A smart, incisive take-down of the bogus claims being made about so-called ‘artificial intelligence’, exposing the real harm these technologies …
Researchers and corporations frequently brag that their system has achieved “superhuman” performance on various tasks. But the comparison to people implicit in the word “superhuman” belies a misapprehension of what software is. Software systems are tools, which people use to do things. We wouldn’t say that hammers have a “superhuman” ability to drive in nails, nor that airplanes have a “superhuman” ability to fly.
— The AI Con by Emily M. Bender, Alex Hanna (Page 166)

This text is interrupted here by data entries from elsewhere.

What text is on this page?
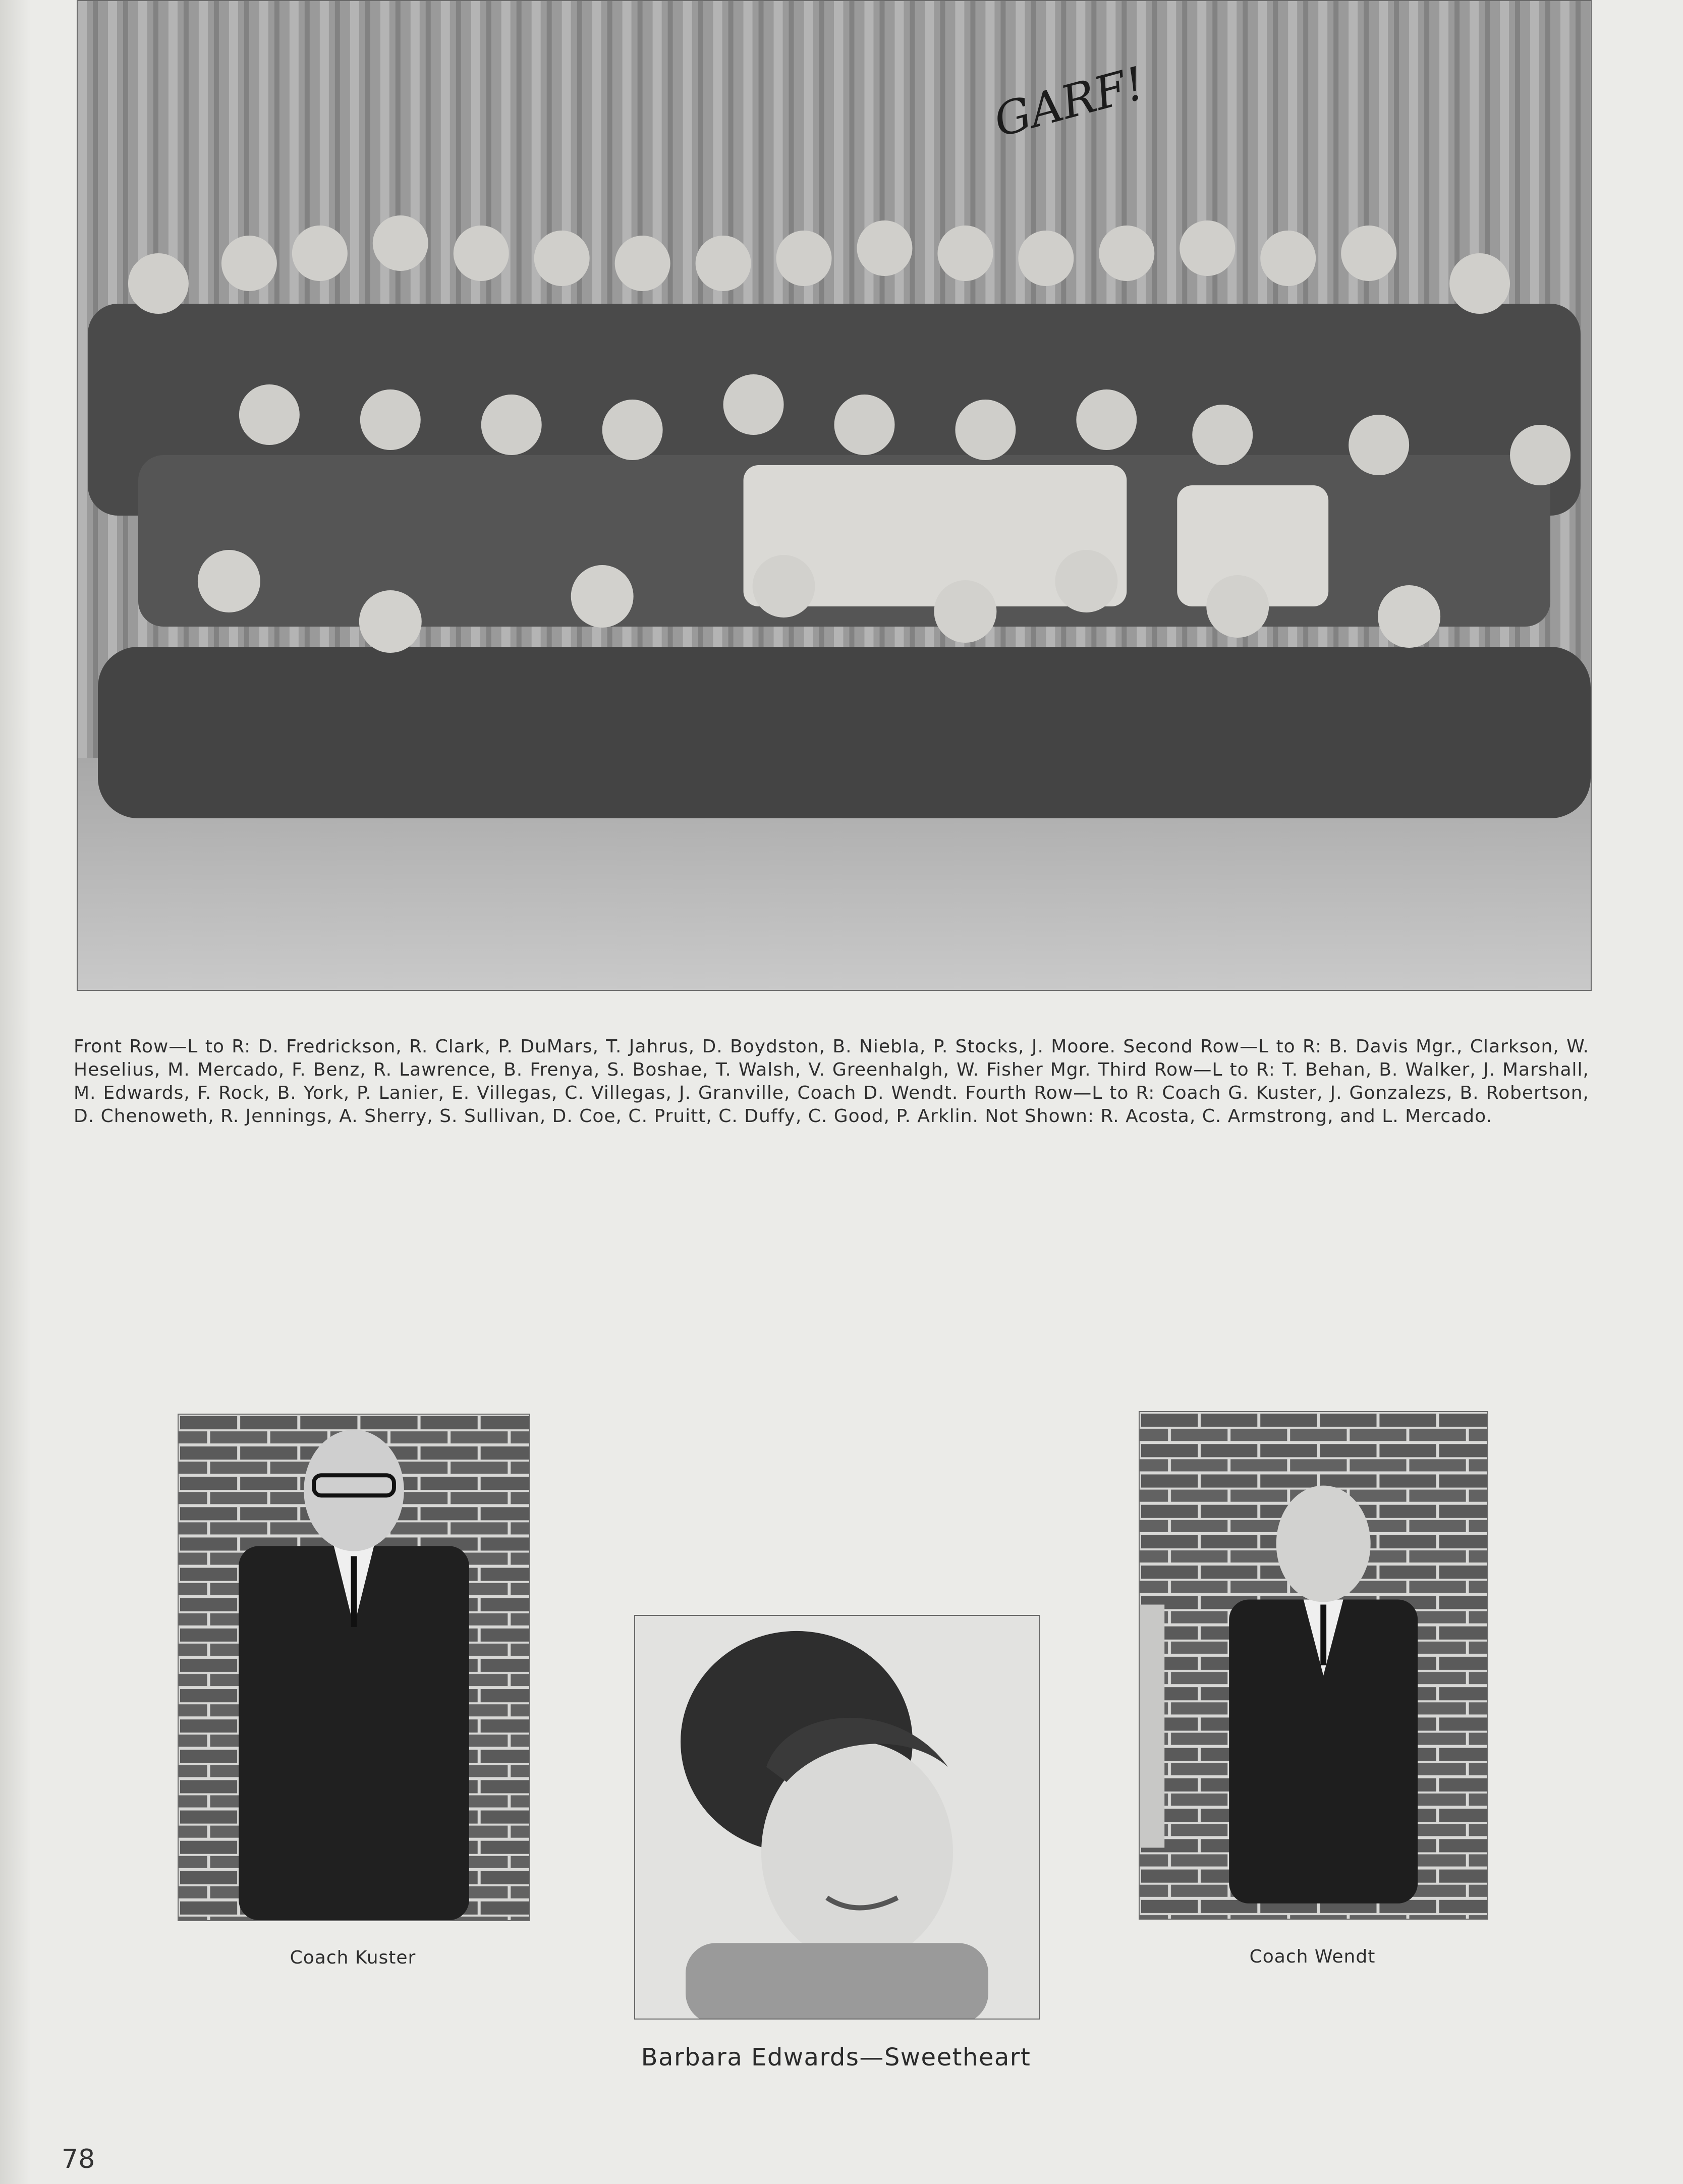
GARF!
Front Row—L to R: D. Fredrickson, R. Clark, P. DuMars, T. Jahrus, D. Boydston, B. Niebla, P. Stocks, J. Moore. Second Row—L to R: B. Davis Mgr., Clarkson, W. Heselius, M. Mercado, F. Benz, R. Lawrence, B. Frenya, S. Boshae, T. Walsh, V. Greenhalgh, W. Fisher Mgr. Third Row—L to R: T. Behan, B. Walker, J. Marshall, M. Edwards, F. Rock, B. York, P. Lanier, E. Villegas, C. Villegas, J. Granville, Coach D. Wendt. Fourth Row—L to R: Coach G. Kuster, J. Gonzalezs, B. Robertson, D. Chenoweth, R. Jennings, A. Sherry, S. Sullivan, D. Coe, C. Pruitt, C. Duffy, C. Good, P. Arklin. Not Shown: R. Acosta, C. Armstrong, and L. Mercado.
Coach Kuster
Barbara Edwards—Sweetheart
Coach Wendt
78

It’s easy to talk about benefits justifying the costs when you aren’t the ones actually paying the costs. Not only the tech barons, but also most of their highly paid employees are fairly insulated from the climate crisis, compared to climate refugees, those living in tropical zones, and precarious clickworkers who, even in the U.S., can’t afford air conditioning or easily escape from smoke-choked cities during ever-extending fire seasons.
— The AI Con by Emily M. Bender, Alex Hanna (Page 160)
Just because you’ve identified a social problem doesn’t mean LLMs or any other kind of so-called AI are a solution. When someone says so, the problem is usually better understood by widening the lens, looking at it in its broader context. As Shankar Narayan, the Tech and Liberty Project director for ACLU of Washington, asked regarding biased recidivism prediction systems: Why are we asking who is most likely to reoffend rather than what do these people need to give them the best chance of not reoffending? Likewise, when someone suggests a robo-doctor, robo-therapist, or robo-teacher, we should ask: Why isn’t there enough money for public clinics, mental health counseling, and schools? Text synthesis machines can’t fill holes in the social fabric. We need people, political will, and resources.